在计算机辅助手术系统的开发中，手术活动识别对于提供实时的、情境感知的决策支持至关重要。为了表示细粒度的外科手术活动，使用了一个动作三元组，以instrument， verb， target的形式定义。它提供了关于手术操作的三个基本组成部分的信息，即，用于执行操作的器械，用于描述正在执行的操作的动词，以及与器械相互作用的目标组织。手术活动识别的一个关键挑战在于捕捉动作三联体和相关成分之间的内在相关性。在本文中，为了解决这一挑战，我们从具有带状因果掩模的基于变压器的时空特征提取器提取的特征开始，提出了一个新的框架，通过在特征和输出水平上捕获动作三元组相关性来准确识别手术活动。在特征层面，我们提出了一个基于图卷积网络（GCNs）的模块，称为TripletGCN，用于捕获三重关联以增强特征。受观察到外科医生根据临床指南使用相应的器械进行特定手术的启发，设计了一个数据驱动的三重相关矩阵来指导TripletGCN中相互依赖的事件节点之间的信息传播。在输出层面，除了将二元交叉熵损失应用于监督学习之外，我们还提出了一种对抗性学习过程，称为TripletAL，以对齐基础真值标签和预测结果之间的联合三重分布，从而进一步增强三重相关性。为了验证所提出方法的有效性，我们在CholecTriplet2021挑战的两个公开数据集（即CholecT45数据集和CholecT50数据集）上进行了全面的实验。我们的方法使用5倍交叉验证在CholecT45数据集上实现了41.5%的平均平均精度（mAP），使用挑战数据分割在CholecT50数据集上实现了42.5%的平均mAP。此外，我们在公开可用的SARAS-MESAD数据集上验证了所提出方法的动词-目标对识别的泛化能力。

本文章由计算机程序翻译，如有差异，请以英文原文为准。

求助全文

约1分钟内获得全文求助全文

来源期刊

Computerized Medical Imaging and Graphics 医学-核医学

CiteScore

10.70

自引率

3.50%

发文量

审稿时长

26 days

期刊介绍： The purpose of the journal Computerized Medical Imaging and Graphics is to act as a source for the exchange of research results concerning algorithmic advances, development, and application of digital imaging in disease detection, diagnosis, intervention, prevention, precision medicine, and population health.
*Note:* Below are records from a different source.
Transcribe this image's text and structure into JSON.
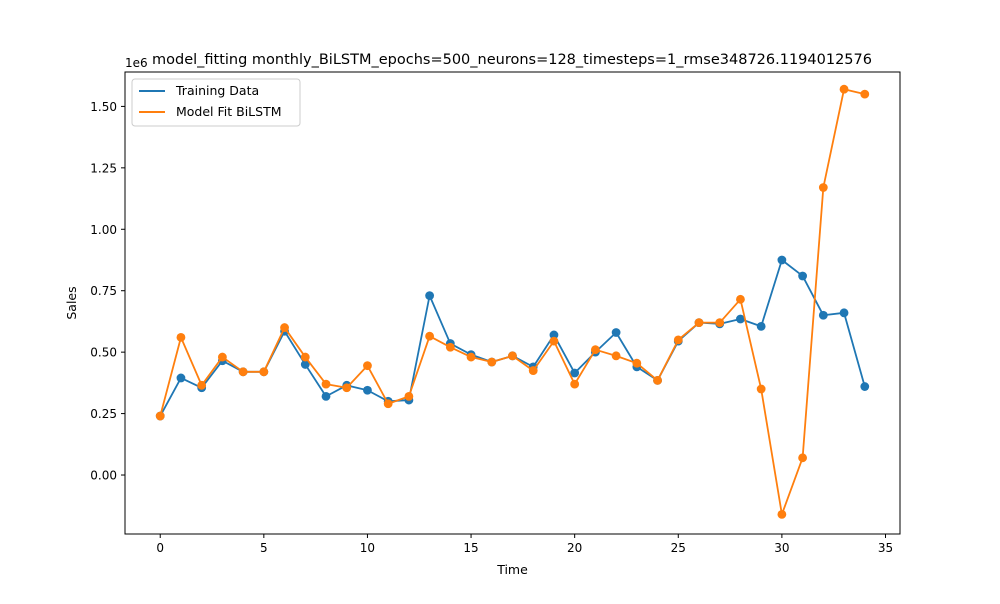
{
  "chart_data": {
    "type": "line",
    "title": "model_fitting monthly_BiLSTM_epochs=500_neurons=128_timesteps=1_rmse348726.1194012576",
    "xlabel": "Time",
    "ylabel": "Sales",
    "y_offset_label": "1e6",
    "xlim": [
      -1.7,
      35.7
    ],
    "ylim": [
      -0.24,
      1.64
    ],
    "x_ticks": [
      0,
      5,
      10,
      15,
      20,
      25,
      30,
      35
    ],
    "y_ticks": [
      0.0,
      0.25,
      0.5,
      0.75,
      1.0,
      1.25,
      1.5
    ],
    "x_tick_labels": [
      "0",
      "5",
      "10",
      "15",
      "20",
      "25",
      "30",
      "35"
    ],
    "y_tick_labels": [
      "0.00",
      "0.25",
      "0.50",
      "0.75",
      "1.00",
      "1.25",
      "1.50"
    ],
    "grid": false,
    "legend_position": "upper-left",
    "x": [
      0,
      1,
      2,
      3,
      4,
      5,
      6,
      7,
      8,
      9,
      10,
      11,
      12,
      13,
      14,
      15,
      16,
      17,
      18,
      19,
      20,
      21,
      22,
      23,
      24,
      25,
      26,
      27,
      28,
      29,
      30,
      31,
      32,
      33,
      34
    ],
    "series": [
      {
        "name": "Training Data",
        "color": "#1f77b4",
        "values": [
          0.24,
          0.395,
          0.355,
          0.465,
          0.42,
          0.42,
          0.585,
          0.45,
          0.32,
          0.365,
          0.345,
          0.3,
          0.305,
          0.73,
          0.535,
          0.49,
          0.46,
          0.485,
          0.44,
          0.57,
          0.415,
          0.5,
          0.58,
          0.44,
          0.385,
          0.545,
          0.62,
          0.615,
          0.635,
          0.605,
          0.875,
          0.81,
          0.65,
          0.66,
          0.36
        ]
      },
      {
        "name": "Model Fit BiLSTM",
        "color": "#ff7f0e",
        "values": [
          0.24,
          0.56,
          0.365,
          0.48,
          0.42,
          0.42,
          0.6,
          0.48,
          0.37,
          0.355,
          0.445,
          0.29,
          0.32,
          0.565,
          0.52,
          0.48,
          0.46,
          0.485,
          0.425,
          0.545,
          0.37,
          0.51,
          0.485,
          0.455,
          0.385,
          0.55,
          0.62,
          0.62,
          0.715,
          0.35,
          -0.16,
          0.07,
          1.17,
          1.57,
          1.55
        ]
      }
    ]
  }
}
Included in the journal will be articles on novel computerized imaging or visualization techniques, including artificial intelligence and machine learning, augmented reality for surgical planning and guidance, big biomedical data visualization, computer-aided diagnosis, computerized-robotic surgery, image-guided therapy, imaging scanning and reconstruction, mobile and tele-imaging, radiomics, and imaging integration and modeling with other information relevant to digital health. The types of biomedical imaging include: magnetic resonance, computed tomography, ultrasound, nuclear medicine, X-ray, microwave, optical and multi-photon microscopy, video and sensory imaging, and the convergence of biomedical images with other non-imaging datasets.